The solution: New technologies and partnerships create standardized and cross-manufacturer networking

Basically, the solution is based on general IIoT principles: Sensors or interfaces to existing PLCs send the data via cable or radio to a gateway, which establishes the connection to the Internet and sends the sensor data to a cloud platform. The gateway is often a so-called edge device with its own computing capacity, for example to filter and compress data.

KUKA orange Robot
  1. Intelligent sensors for industry can provide additional information for the process or digitization of a machine in addition to the primary sensor functionality. For example, there are compact 3D sensors for collision monitoring that determine size and shape in addition to the actual object position. This allows a robot to regulate its working speed and adapt to the environment – for example, when removing an injection-molded component. These sensors determine values such as image information, temperature, humidity or vibration and send the machine and process data to the cloud.
  2.  The prerequisite for this is an efficient cable route connecting the sensor to an IIoT gateway. Harting uses Single Pair Ethernet (SPE) as cabling. The new industry standard allows a maximum bandwidth of one gigabit per second with only one pair of wires. For comparison: In IT, 8-core cables are common for this bandwidth. SPE is a robust and material-saving Ethernet cabling system that is intended to replace the fieldbuses commonly used to date in the long term.
  3. The standardized OPC UA over TSN, which extends the Industry 4.0 standard OPC UA with real-time capabilities, serves as the transmission protocol. The “Open Platform Communications Unified Architecture” offers cross-vendor communication from the sensor via gateways to the processing IT systems in the backend or in the cloud. TSN makes OPC UA real-time capable here. OPC UA is an important prerequisite for end-to-end, secure networking from the field level to the cloud.

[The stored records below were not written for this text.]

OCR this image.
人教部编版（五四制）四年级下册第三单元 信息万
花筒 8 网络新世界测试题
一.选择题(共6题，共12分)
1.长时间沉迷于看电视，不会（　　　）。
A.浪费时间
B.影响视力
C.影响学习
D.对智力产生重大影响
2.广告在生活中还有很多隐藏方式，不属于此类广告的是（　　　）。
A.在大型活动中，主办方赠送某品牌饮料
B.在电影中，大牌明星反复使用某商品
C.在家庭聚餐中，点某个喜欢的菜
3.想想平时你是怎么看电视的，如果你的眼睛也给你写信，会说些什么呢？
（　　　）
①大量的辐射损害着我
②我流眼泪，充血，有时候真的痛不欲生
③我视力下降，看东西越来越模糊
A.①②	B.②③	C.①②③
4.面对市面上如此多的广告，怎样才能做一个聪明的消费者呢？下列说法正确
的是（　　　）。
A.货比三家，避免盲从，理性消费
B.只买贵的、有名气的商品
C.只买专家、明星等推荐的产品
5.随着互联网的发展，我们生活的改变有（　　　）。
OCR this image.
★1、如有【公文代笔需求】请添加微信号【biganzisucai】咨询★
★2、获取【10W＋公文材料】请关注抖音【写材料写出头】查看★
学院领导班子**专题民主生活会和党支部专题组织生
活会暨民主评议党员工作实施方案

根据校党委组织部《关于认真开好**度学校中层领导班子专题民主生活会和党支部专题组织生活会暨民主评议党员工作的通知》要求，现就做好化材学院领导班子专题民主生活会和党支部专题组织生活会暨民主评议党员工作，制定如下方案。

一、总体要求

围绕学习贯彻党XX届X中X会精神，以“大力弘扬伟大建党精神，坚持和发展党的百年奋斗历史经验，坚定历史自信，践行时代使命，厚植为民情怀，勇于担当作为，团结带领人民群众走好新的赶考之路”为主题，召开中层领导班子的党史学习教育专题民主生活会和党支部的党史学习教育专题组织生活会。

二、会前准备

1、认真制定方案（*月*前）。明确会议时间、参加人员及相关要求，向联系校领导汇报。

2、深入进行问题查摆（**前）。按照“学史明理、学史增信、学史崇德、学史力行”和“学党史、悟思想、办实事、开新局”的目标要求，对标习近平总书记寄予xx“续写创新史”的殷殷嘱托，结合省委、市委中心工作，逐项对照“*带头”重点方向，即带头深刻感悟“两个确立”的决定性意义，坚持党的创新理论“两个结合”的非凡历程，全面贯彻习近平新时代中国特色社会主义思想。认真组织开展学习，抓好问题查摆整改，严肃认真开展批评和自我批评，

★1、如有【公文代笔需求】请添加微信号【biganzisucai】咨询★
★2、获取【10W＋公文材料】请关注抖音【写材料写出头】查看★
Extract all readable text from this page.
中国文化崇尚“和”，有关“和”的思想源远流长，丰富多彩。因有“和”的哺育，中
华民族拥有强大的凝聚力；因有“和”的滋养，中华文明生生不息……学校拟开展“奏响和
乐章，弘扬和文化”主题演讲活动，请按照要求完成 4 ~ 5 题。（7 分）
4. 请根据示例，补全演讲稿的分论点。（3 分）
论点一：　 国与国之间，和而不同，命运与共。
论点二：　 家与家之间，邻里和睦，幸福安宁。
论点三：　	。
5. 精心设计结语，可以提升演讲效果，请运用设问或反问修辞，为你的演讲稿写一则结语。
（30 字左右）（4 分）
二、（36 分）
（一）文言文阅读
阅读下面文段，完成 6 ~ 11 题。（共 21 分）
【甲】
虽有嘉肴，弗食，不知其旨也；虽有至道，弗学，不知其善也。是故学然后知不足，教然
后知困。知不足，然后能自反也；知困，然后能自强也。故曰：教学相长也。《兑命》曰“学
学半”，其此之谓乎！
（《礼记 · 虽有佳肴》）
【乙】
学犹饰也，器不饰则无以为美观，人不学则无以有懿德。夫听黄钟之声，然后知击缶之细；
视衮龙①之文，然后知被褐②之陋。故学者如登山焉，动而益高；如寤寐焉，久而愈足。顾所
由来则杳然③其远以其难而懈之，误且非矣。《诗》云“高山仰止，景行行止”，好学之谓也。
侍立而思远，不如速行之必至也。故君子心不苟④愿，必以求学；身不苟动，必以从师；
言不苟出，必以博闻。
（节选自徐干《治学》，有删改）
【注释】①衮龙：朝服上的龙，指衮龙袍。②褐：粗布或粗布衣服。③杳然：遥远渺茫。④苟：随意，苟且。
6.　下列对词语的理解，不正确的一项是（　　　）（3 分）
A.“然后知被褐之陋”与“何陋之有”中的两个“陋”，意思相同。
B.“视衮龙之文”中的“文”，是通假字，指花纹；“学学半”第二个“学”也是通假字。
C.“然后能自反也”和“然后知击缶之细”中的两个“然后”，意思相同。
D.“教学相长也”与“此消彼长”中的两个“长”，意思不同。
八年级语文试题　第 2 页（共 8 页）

The result: Standardized value creation for the future

With the miniaturized sensors, the users of the robots and machine tools receive significantly more data than was previously possible. The small size as well as the uncomplicated cabling also allow the retrofitting of older industrial robots and machine tools. This allows the using companies to analyze their machinery as well as their processes.

The use of SPE makes such a system much more cost-effective than traditional Ethernet cabling for larger companies with multiple, large-scale plants. The typical bandwidth of Industrial IoT applications is low compared to IT networks. Therefore, multi-conductor Ethernet cables are too costly, especially in view of the raw material prices for copper; single-pair cabling is sufficient.

At the same time, the OPC UA standard enables easy connection between OT and IT. Modern Industrial IoT applications thus process any kind of machine and process data. Information gathering alone, for example, makes it easier for companies to manage the supply chain and respond to anomalies. In addition: TSN as a real-time protocol with minimal latency also allows the robots or other components on the shop floor to be controlled remotely with an MES (Manufacturing Execution System).